For their third set, the band would invite guests on stage. Saxophonist Evelyn Young would often show up—the young B. B. King had modeled his guitar parts on her solos; Evelyn didn’t have to wait for the third set. Little Applewhite was a regular, but he never sounded more late-night than he does here on “That Ain’t Right.” A woman named Toni was always around, bumming drinks and dollar bills, sitting in on drums. One night, a wispy third-set bass player named Shorty who’d been sitting in for years sang a gospel song of such stirring beauty that the band had to quit for the night. Albert King sat in, Teenie Hodges, and a lot of those visiting people who couldn’t speak English. The Fieldstones made everybody sound good. Their blues swallowed you.

Week after week they played world-class music until two or three in the morning. Whenever I took their Saturday night presence for granted, hearing them would refresh my wonder. For a long time, the oversight seemed indecent: Such huge talent, such obscurity. I wanted them to get wider recognition, to be heard by millions. But fame is relative, and in some ways this weekly gig was the best kind of success. It put extra money in their pockets, it gave them time in the spotlight, it drew people from all corners of the globe to their Saturday night home, to the community they had made within those unassuming cinderblocks across from the automobile graveyard.

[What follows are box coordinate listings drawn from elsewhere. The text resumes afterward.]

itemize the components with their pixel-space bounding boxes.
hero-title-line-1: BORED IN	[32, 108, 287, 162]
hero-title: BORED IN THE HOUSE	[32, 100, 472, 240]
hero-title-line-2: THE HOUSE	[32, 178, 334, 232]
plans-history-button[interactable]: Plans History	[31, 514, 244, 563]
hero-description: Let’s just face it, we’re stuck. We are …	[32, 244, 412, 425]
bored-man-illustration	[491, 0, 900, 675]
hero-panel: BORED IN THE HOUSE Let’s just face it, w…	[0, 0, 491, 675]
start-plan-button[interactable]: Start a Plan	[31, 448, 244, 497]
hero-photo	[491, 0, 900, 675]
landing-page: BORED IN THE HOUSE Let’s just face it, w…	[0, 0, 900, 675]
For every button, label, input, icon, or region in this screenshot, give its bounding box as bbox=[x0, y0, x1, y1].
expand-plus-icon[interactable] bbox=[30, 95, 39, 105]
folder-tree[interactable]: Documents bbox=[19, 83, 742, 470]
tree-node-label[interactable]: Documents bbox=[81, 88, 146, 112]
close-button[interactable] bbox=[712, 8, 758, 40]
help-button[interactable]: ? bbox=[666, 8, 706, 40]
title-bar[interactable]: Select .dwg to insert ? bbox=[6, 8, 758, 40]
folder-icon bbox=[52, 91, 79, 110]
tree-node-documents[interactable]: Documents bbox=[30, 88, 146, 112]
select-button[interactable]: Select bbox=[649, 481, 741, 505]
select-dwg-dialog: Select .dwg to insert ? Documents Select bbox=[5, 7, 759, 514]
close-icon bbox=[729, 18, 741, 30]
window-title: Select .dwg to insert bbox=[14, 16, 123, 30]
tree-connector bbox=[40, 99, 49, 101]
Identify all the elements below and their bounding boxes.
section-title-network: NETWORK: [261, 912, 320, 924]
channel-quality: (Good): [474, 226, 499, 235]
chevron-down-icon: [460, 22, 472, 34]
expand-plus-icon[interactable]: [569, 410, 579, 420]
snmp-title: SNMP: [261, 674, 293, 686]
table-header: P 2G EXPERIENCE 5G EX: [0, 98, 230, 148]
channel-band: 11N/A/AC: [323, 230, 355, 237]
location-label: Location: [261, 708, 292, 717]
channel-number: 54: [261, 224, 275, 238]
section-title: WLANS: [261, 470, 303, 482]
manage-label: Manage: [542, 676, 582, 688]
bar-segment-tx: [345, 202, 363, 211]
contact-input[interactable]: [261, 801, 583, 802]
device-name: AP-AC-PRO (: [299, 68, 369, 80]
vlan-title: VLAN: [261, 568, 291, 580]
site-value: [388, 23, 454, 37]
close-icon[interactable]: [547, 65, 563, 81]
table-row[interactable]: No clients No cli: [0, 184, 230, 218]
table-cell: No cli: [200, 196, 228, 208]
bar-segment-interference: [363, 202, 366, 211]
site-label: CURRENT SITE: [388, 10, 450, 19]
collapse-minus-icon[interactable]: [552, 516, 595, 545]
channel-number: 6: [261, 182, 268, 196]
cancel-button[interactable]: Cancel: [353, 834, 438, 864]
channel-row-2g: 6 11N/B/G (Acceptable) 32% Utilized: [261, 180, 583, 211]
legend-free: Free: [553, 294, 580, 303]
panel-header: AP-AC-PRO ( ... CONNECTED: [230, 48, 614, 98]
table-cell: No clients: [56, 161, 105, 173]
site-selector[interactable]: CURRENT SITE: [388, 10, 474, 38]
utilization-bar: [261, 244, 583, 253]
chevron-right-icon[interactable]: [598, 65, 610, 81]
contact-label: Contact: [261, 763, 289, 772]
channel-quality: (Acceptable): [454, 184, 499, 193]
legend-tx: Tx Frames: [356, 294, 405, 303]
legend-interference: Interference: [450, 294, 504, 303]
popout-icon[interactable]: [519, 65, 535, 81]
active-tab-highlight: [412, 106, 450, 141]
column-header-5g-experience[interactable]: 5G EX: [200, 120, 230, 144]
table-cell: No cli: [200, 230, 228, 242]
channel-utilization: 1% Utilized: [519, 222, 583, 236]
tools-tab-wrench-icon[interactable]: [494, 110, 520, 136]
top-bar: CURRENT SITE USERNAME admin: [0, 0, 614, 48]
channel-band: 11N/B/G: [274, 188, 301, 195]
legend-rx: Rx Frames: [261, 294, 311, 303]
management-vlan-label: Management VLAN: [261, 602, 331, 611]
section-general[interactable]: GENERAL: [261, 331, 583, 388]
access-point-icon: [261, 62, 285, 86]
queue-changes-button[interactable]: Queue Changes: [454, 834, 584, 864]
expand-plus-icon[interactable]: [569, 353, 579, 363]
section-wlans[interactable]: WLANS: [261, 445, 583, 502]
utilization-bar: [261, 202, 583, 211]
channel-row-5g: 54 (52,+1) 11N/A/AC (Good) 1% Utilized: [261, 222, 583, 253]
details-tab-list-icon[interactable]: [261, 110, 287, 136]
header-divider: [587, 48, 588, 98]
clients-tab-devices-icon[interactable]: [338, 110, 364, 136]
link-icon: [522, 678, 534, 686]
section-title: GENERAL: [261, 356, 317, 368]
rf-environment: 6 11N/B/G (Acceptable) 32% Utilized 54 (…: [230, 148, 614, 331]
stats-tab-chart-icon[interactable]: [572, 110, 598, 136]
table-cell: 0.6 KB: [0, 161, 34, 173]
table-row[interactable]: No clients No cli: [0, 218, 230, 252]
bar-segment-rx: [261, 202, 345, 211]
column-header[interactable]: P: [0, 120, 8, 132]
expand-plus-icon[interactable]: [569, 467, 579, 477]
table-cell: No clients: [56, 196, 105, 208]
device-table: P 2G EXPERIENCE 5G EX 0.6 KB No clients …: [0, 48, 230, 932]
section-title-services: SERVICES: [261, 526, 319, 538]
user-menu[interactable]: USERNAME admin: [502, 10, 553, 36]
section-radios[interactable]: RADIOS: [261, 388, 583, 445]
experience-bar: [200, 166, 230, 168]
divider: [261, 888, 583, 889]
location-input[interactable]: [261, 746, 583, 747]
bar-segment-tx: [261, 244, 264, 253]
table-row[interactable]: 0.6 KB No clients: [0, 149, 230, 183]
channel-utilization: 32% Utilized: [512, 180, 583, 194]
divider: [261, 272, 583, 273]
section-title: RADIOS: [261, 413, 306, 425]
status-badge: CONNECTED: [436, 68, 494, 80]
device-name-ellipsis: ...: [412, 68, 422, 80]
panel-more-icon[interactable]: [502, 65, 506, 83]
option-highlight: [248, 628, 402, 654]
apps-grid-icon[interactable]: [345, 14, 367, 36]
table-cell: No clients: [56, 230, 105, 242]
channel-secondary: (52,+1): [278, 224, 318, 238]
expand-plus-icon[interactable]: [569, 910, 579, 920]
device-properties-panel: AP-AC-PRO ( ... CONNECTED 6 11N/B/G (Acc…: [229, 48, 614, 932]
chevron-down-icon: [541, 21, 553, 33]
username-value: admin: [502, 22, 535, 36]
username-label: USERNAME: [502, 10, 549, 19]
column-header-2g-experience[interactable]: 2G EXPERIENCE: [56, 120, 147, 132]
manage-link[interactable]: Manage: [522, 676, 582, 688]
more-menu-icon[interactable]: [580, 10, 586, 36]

The years have not been kind to the Fieldstones. Making this music was not glamorous. The last time I saw Lois, her health was failing seriously; I heard she lost a leg to diabetes. Joe Hicks had a series of light strokes; Clarence died; Wordie sobered up and, I think, works in a factory. Last time I dropped Toni off at her place in the projects, she borrowed fifteen bucks and has been hiding from me ever since. Evelyn Young passed, Applewhite has had serious kidney trouble. After Green’s Lounge shut down in the mid-1990s, Will Roy purchased it and ran it with his wife, Dorothy. That’s when a fire shuttered it.

I’ve waited nearly twenty years to hear this album. I bought their first one the day it came out, and it livened up many a party. Week after week I’d badger them for information on the release of their follow-up, and they’d say it was in the can and they hoped it would come out soon. Now that we’ve got it, here’s my suggestion: Get one forty-watt light, maybe two. You’ll need either a smoke machine or a convenience store’s worth of burning cigarettes, definitely a cooler full of beer quarts, also setups—a maraschino cherry on top of a hotel ice bucket, napkins stuffed inside tiny drinking glasses. Find a real diverse group of humans: large, small, very fat, quite skinny, black, white, others. Put a sign on the wall that says NO DOPE SMOKIN’, then ignore it. Hire a skinny old man you could push over with a sneeze, give him a loaded gun, and let him frisk everyone as they enter. Call me and I’ll pick up Cam on the way. Turn up Mud Island Blues. Dance.